Photos by Sumio Yamada
DANNY GARCIA KO4 ERIK MORALES
Showtime has found a winning formula with its quadruple-header shows. Having four fights on one card lends a sense of occasion to the evening. If one bout is a disappointment, even if two fights don’t work out from the entertainment aspect, we have two others potentially to save the show if necessary.
Back in the 1970s it was nothing unusual for the networks to feature three or four fights in one night on what we would call “free” TV: ABC, CBS and NBC. I remember The Night of Champions show on CBS in September 1977 with Carlos Palomino and Danny “Little Red” Lopez in title fights and Olympic gold medallists Howard Davis Jr. and Michael Spinks and bronze medallist John Tate in supporting bouts.
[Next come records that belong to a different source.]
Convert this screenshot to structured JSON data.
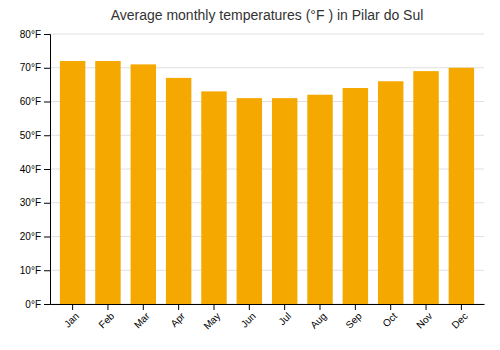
{
  "chart_data": {
    "type": "bar",
    "title": "Average monthly temperatures (°F ) in Pilar do Sul",
    "categories": [
      "Jan",
      "Feb",
      "Mar",
      "Apr",
      "May",
      "Jun",
      "Jul",
      "Aug",
      "Sep",
      "Oct",
      "Nov",
      "Dec"
    ],
    "values": [
      72,
      72,
      71,
      67,
      63,
      61,
      61,
      62,
      64,
      66,
      69,
      70
    ],
    "color": "#F5A800",
    "ylim": [
      0,
      80
    ],
    "yticks": [
      {
        "value": 0,
        "label": "0°F"
      },
      {
        "value": 10,
        "label": "10°F"
      },
      {
        "value": 20,
        "label": "20°F"
      },
      {
        "value": 30,
        "label": "30°F"
      },
      {
        "value": 40,
        "label": "40°F"
      },
      {
        "value": 50,
        "label": "50°F"
      },
      {
        "value": 60,
        "label": "60°F"
      },
      {
        "value": 70,
        "label": "70°F"
      },
      {
        "value": 80,
        "label": "80°F"
      }
    ],
    "grid": true
  }
}
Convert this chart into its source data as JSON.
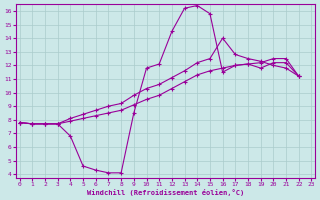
{
  "xlabel": "Windchill (Refroidissement éolien,°C)",
  "bg_color": "#cce8e8",
  "line_color": "#990099",
  "grid_color": "#aacccc",
  "line1_x": [
    0,
    1,
    2,
    3,
    4,
    5,
    6,
    7,
    8,
    9,
    10,
    11,
    12,
    13,
    14,
    15,
    16,
    17,
    18,
    19,
    20,
    21,
    22
  ],
  "line1_y": [
    7.8,
    7.7,
    7.7,
    7.7,
    6.8,
    4.6,
    4.3,
    4.1,
    4.1,
    8.5,
    11.8,
    12.1,
    14.5,
    16.2,
    16.4,
    15.8,
    11.5,
    12.0,
    12.1,
    11.8,
    12.2,
    12.2,
    11.2
  ],
  "line2_x": [
    0,
    1,
    2,
    3,
    4,
    5,
    6,
    7,
    8,
    9,
    10,
    11,
    12,
    13,
    14,
    15,
    16,
    17,
    18,
    19,
    20,
    21,
    22
  ],
  "line2_y": [
    7.8,
    7.7,
    7.7,
    7.7,
    7.9,
    8.1,
    8.3,
    8.5,
    8.7,
    9.1,
    9.5,
    9.8,
    10.3,
    10.8,
    11.3,
    11.6,
    11.8,
    12.0,
    12.1,
    12.2,
    12.5,
    12.5,
    11.2
  ],
  "line3_x": [
    0,
    1,
    2,
    3,
    4,
    5,
    6,
    7,
    8,
    9,
    10,
    11,
    12,
    13,
    14,
    15,
    16,
    17,
    18,
    19,
    20,
    21,
    22
  ],
  "line3_y": [
    7.8,
    7.7,
    7.7,
    7.7,
    8.1,
    8.4,
    8.7,
    9.0,
    9.2,
    9.8,
    10.3,
    10.6,
    11.1,
    11.6,
    12.2,
    12.5,
    14.0,
    12.8,
    12.5,
    12.3,
    12.0,
    11.8,
    11.2
  ],
  "xlim": [
    -0.3,
    23.3
  ],
  "ylim": [
    3.7,
    16.5
  ],
  "xticks": [
    0,
    1,
    2,
    3,
    4,
    5,
    6,
    7,
    8,
    9,
    10,
    11,
    12,
    13,
    14,
    15,
    16,
    17,
    18,
    19,
    20,
    21,
    22,
    23
  ],
  "yticks": [
    4,
    5,
    6,
    7,
    8,
    9,
    10,
    11,
    12,
    13,
    14,
    15,
    16
  ]
}
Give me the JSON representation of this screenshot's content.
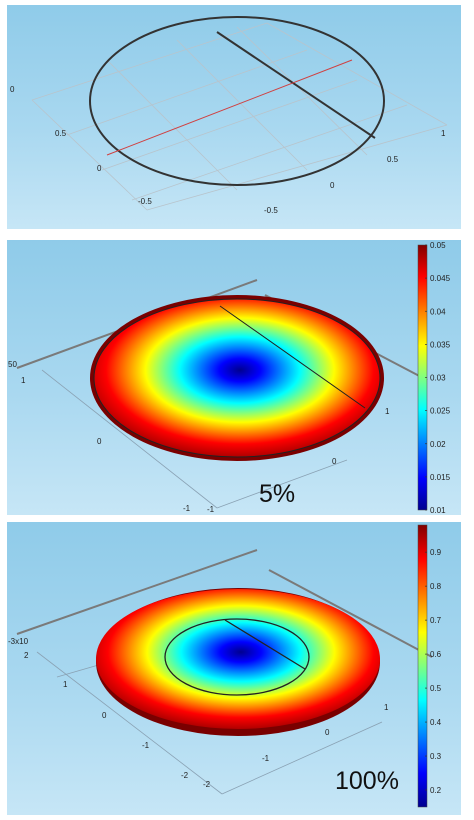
{
  "panels": [
    {
      "ticks": {
        "z": "0",
        "y_pos": "0.5",
        "y_zero": "0",
        "y_neg": "-0.5",
        "x_pos": "0.5",
        "x_zero": "0",
        "x_neg": "-0.5",
        "x_one": "1"
      }
    },
    {
      "ticks": {
        "z": "50",
        "y_pos": "1",
        "y_zero": "0",
        "y_neg": "-1",
        "x_pos": "1",
        "x_zero": "0",
        "x_neg": "-1"
      },
      "colorbar": {
        "min": 0.01,
        "max": 0.05,
        "labels": [
          "0.05",
          "0.045",
          "0.04",
          "0.035",
          "0.03",
          "0.025",
          "0.02",
          "0.015",
          "0.01"
        ]
      },
      "label": "5%"
    },
    {
      "ticks": {
        "z": "x10",
        "z_exp": "-3",
        "y_pos": "2",
        "y_one": "1",
        "y_zero": "0",
        "y_neg": "-1",
        "y_neg2": "-2",
        "x_pos": "1",
        "x_zero": "0",
        "x_neg": "-1",
        "x_neg2": "-2"
      },
      "colorbar": {
        "min": 0.15,
        "max": 0.98,
        "labels": [
          "0.9",
          "0.8",
          "0.7",
          "0.6",
          "0.5",
          "0.4",
          "0.3",
          "0.2"
        ]
      },
      "label": "100%"
    }
  ],
  "colormap": [
    "#00008f",
    "#0000ff",
    "#00ffff",
    "#ffff00",
    "#ff0000",
    "#800000"
  ]
}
The next evening there was a Night of the Heavyweights show on NBC with four 10-round fights televised, including bouts featuring Ken Norton and Larry Holmes.
On Saturday we had four title fights from the Barclays Center in Brooklyn and it was a show that had a bit of everything — knockdowns, a knockout, blood and guts, a controversial decision and one fight that boxing fans of a certain age would have called a stinker.
It was unfortunately the lacklustre welterweight title fight between Devon Alexander and Randall Bailey that opened the show, but analyst Al Bernstein reminded viewers that there was “lots more boxing to come” — in other words: “Hang in there, folks, it can only get better.”
The fans started booing in the first round of the Alexander-Bailey bout — “a tough crowd” as colour commentator Barry Tompkins noted.
Bernstein kept reminding viewers that Bailey was always dangerous and had knocked out Mike Jones late in a fight that Bailey was losing widely on points. As the rounds went by on Saturday night, though, the element of suspense faded. Bailey moved in without throwing punches and Alexander sneaked points from out of his southpaw stance while staying clear of involvement — a “cutie” as old-timers would say. Even when Bailey landed the vaunted right hand it didn’t seem to affect Alexander much — except, maybe, to ensure that he would remain in safety-first mode.
The middleweight fight between Peter Quillin and Hassan N’Dam was quite different, though, a six-knockdown thriller. Unfortunately for N’Dam, he was on the receiving end of all the knockdowns.
N’Dam was very game and obviously in tremendous condition to have survived all those trips to the canvas — two in the fourth round, two in the sixth and two more in the last minute of the fight. When N’Dam wasn’t going down, though, he was making a great fight of it. There were moments when N’Dam seemed to be in with a chance of pulling off a miraculous win as he backed up Quillin on the ropes and fired punches at the latter-day “Kid Chocolate”, but Quillin’s superior firing power decided the outcome.
Paulie Malignaggi struggled against Pablo Cesar Cano, who although moving up from 140 pounds looked the bigger, stronger man in the second of the evening’s two welterweight title bouts. Showtime’s commentary team had Cano winning, as did judge Glenn Feldman, who surprisingly saw Malignaggi winning only two rounds. Judges Tom Miller and Nelson Vazquez, though, had Malignaggi scraping home by a one-point margin. It seemed to me that Malignaggi’s left jab got him home, 114-113, with Cano’s big 11th round, when he knocked Malignaggi down with a right hand, tightening up the scoring.
Cano did very well to make this such a tough, close fight, after getting badly sliced over the left eye in the second round. The young man from Mexico has heart, toughness and he can fight, but I fear that Cano marks up far too easily.
In the main event, Danny Garcia unloaded his big left hook for the second fight in succession when bombing out the shell of Erik Morales in the fourth round of their junior welter title fight. Garcia’s left hook did for Amir Khan in an upset, and he landed a perfect shot from the port side to send Morales slumping over the bottom rope in the fourth. It was clear by the third round, though, that Morales wasn’t going to make it all the way to the finish. This was a different, more authoritative Garcia and a different, suddenly far more ring-weary Morales than we saw in the first fight between them in Houston.
Garcia took command from the start. His punches were sharp and fast, and his body shots seemed to be affecting the 36-year-old Mexican veteran every time he landed a punch downstairs.
Morales having tested positive for clenbuterol had me wondering if the older man would be looking, shall we say, “unnaturally strong” in the fight, but Al Bernstein gave us the tip-off that Morales had been struggling to lose weight even on the day of the weigh-in.
Not only was Morales slow, he seemed to be in slow motion. It’s a reminder that when an ageing ex-champ talks about having had a great training camp and professes himself to be in great shape we should perhaps allow ourselves a degree of scepticism. Still, Garcia did what he was supposed to do — he beat what was in front of him, and he did so in spectacular fashion.